When this production was originally seen at the Young Vic Theatre in December 2014, Ian Shuttleworth in the Financial Times highlighted that the show is "a bleak, delightful, antique, topical treat in every way." Fiona Mountford in the London Evening Standard wrote that it combines "animation, live music and deliciously low-fi performance to ceate something that is unlike anything you will have experienced before... with its theme of machine's increasing dictactorship over man, is a quiet but astringent satire on our lonely, technology-obsessed age. The aesthetic of the piece is singular, winning and endlessly inventive." Paul Taylor in the Independent noted that "you won't find funnier or more dazzlingly synchronised interaction between live performance and a crazily satiric animated world... Paul Barritt's animations are mischievously referential tour de force." Dominic Cavendish in the Daily Telegraph said: "1927 was the year of Fritz Lang’s dystopian masterpiece Metropolis, shades of which can be detected here. I don’t think it’s festive hyperbole to claim that at times this feels every bit as ground-breaking an achievement, or for that matter that it’s suitable for anyone of an age capable of being enslaved by a gadget." Quentin Letts in the Daily Mail described it as being "a short, quirky piece of semi-theatre which points out that computers have taken over our lives... There is plenty of humour and the writing is markedly intelligent, with rhyming verse and deft tweaks of middle-class ‘progressive’ urban life." Dominic Maxwell in the Times commented that "this funny, unsettling and unforgettable satire from the theatre company 1927 is a Frankenstein for the 21st century... The ordinary and the fantastical, the live and the animated are immaculately synced. The attention to detail is adorable throughout." Michael Billington in the Guardian thought that "Paul Barritt’s animation is a source of constant delight... The show is undeniably clever. It just never seems sure what precisely it is satirising."
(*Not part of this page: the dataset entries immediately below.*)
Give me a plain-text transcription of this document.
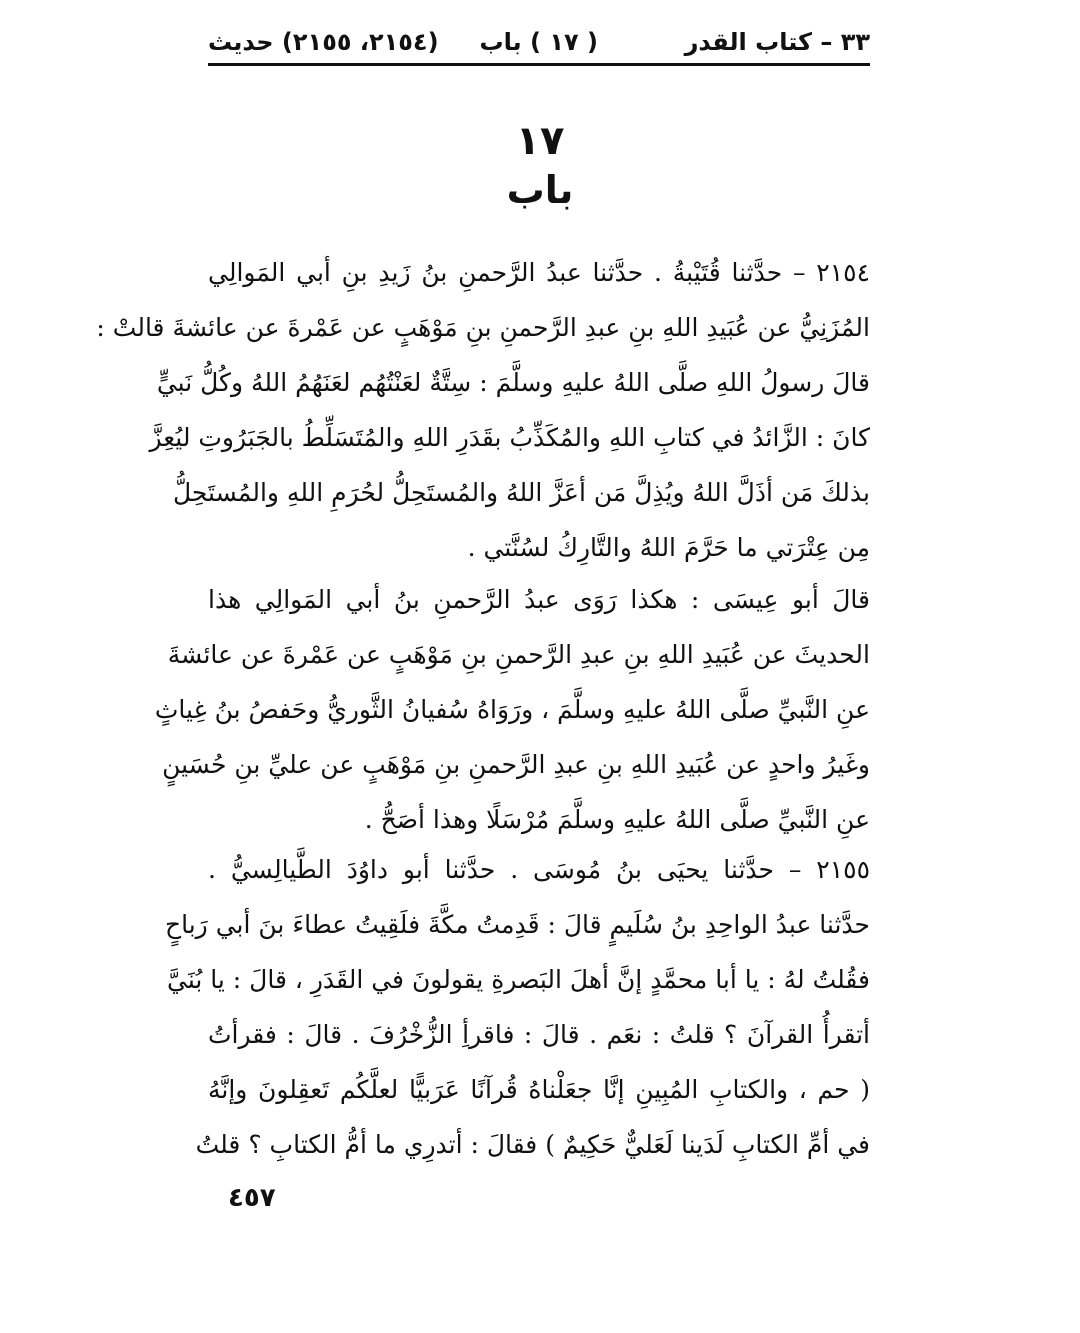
٣٣ – كتاب القدر
( ١٧ ) باب
(٢١٥٤، ٢١٥٥) حديث
١٧
باب
٢١٥٤ – حدَّثنا قُتَيْبةُ . حدَّثنا عبدُ الرَّحمنِ بنُ زَيدِ بنِ أبي المَوالِي
المُزَنِيُّ عن عُبَيدِ اللهِ بنِ عبدِ الرَّحمنِ بنِ مَوْهَبٍ عن عَمْرةَ عن عائشةَ قالتْ :
قالَ رسولُ اللهِ صلَّى اللهُ عليهِ وسلَّمَ : سِتَّةٌ لعَنْتُهُم لعَنَهُمُ اللهُ وكُلُّ نَبيٍّ
كانَ : الزَّائدُ في كتابِ اللهِ والمُكَذِّبُ بقَدَرِ اللهِ والمُتَسَلِّطُ بالجَبَرُوتِ ليُعِزَّ
بذلكَ مَن أذَلَّ اللهُ ويُذِلَّ مَن أعَزَّ اللهُ والمُستَحِلُّ لحُرَمِ اللهِ والمُستَحِلُّ
مِن عِتْرَتي ما حَرَّمَ اللهُ والتَّارِكُ لسُنَّتي .
قالَ أبو عِيسَى : هكذا رَوَى عبدُ الرَّحمنِ بنُ أبي المَوالِي هذا
الحديثَ عن عُبَيدِ اللهِ بنِ عبدِ الرَّحمنِ بنِ مَوْهَبٍ عن عَمْرةَ عن عائشةَ
عنِ النَّبيِّ صلَّى اللهُ عليهِ وسلَّمَ ، ورَوَاهُ سُفيانُ الثَّوريُّ وحَفصُ بنُ غِياثٍ
وغَيرُ واحدٍ عن عُبَيدِ اللهِ بنِ عبدِ الرَّحمنِ بنِ مَوْهَبٍ عن عليِّ بنِ حُسَينٍ
عنِ النَّبيِّ صلَّى اللهُ عليهِ وسلَّمَ مُرْسَلًا وهذا أصَحُّ .
٢١٥٥ – حدَّثنا يحيَى بنُ مُوسَى . حدَّثنا أبو داوُدَ الطَّيالِسيُّ .
حدَّثنا عبدُ الواحِدِ بنُ سُلَيمٍ قالَ : قَدِمتُ مكَّةَ فلَقِيتُ عطاءَ بنَ أبي رَباحٍ
فقُلتُ لهُ : يا أبا محمَّدٍ إنَّ أهلَ البَصرةِ يقولونَ في القَدَرِ ، قالَ : يا بُنَيَّ
أتقرأُ القرآنَ ؟ قلتُ : نعَم . قالَ : فاقرأِ الزُّخْرُفَ . قالَ : فقرأتُ
( حم ، والكتابِ المُبِينِ إنَّا جعَلْناهُ قُرآنًا عَرَبيًّا لعلَّكُم تَعقِلونَ وإنَّهُ
في أمِّ الكتابِ لَدَينا لَعَليٌّ حَكِيمٌ ) فقالَ : أتدرِي ما أمُّ الكتابِ ؟ قلتُ
٤٥٧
"I have seen the future, and it is Golem. This cautionary tale warns what will happen if we allow technology to take over. Or has it already happened?... This theatrically thrilling if existentially chilling play starts off in a bygone world that still had libraries and where grandmothers knitted jumpers... What is special about the show, which Andrade also directs, is the way in which it mingles the live performance of actor-musicians with projected animation to spectacular visual and auditory effect. Actors synchronise their actions and interact with the animated Golem projected behind them with mesmerising dexterity. And yet, for all its hightech brio, the show is determinedly retro... Lillian Henley's score, which deserves a show of its own, is brilliantly jazzy." The Mail on Sunday

"The most original production in London is the 1927 company's Golem, which transports the Jewish folkloric figure, often regarded as the original robot, into the 21st century. Although there is some irony in using the resources of modern technology to highlight its dangers, this is a brilliantly conceived and executed blend of expressionist acting, silent-film music and animated graphics that recalls both Fritz Lang's Metropolis and Monty Python." The Sunday Express

"The splendidly left-field 1927 company bring their mix of sly animation, vintage soundtrack and poker-faced performance to a fable about the way technology slides from handy tool to tyranny. Robert buys a golem - a lumbering clay figure - that quickly reprogrammes his home and workplace, leisure and desires. Sound familiar, iAddicts? As a parable about technology creep, it's heavy-handed, but as a show, it's beguiling. The sights and sounds are so Weimar that modern references are startling but the stylish anarchism is highly entertaining." The Sunday Times

Golem in London at the Trafalgar Studios previewed from 14 April 2015, opened on 22 April 2015 and closed on 22 May 2015.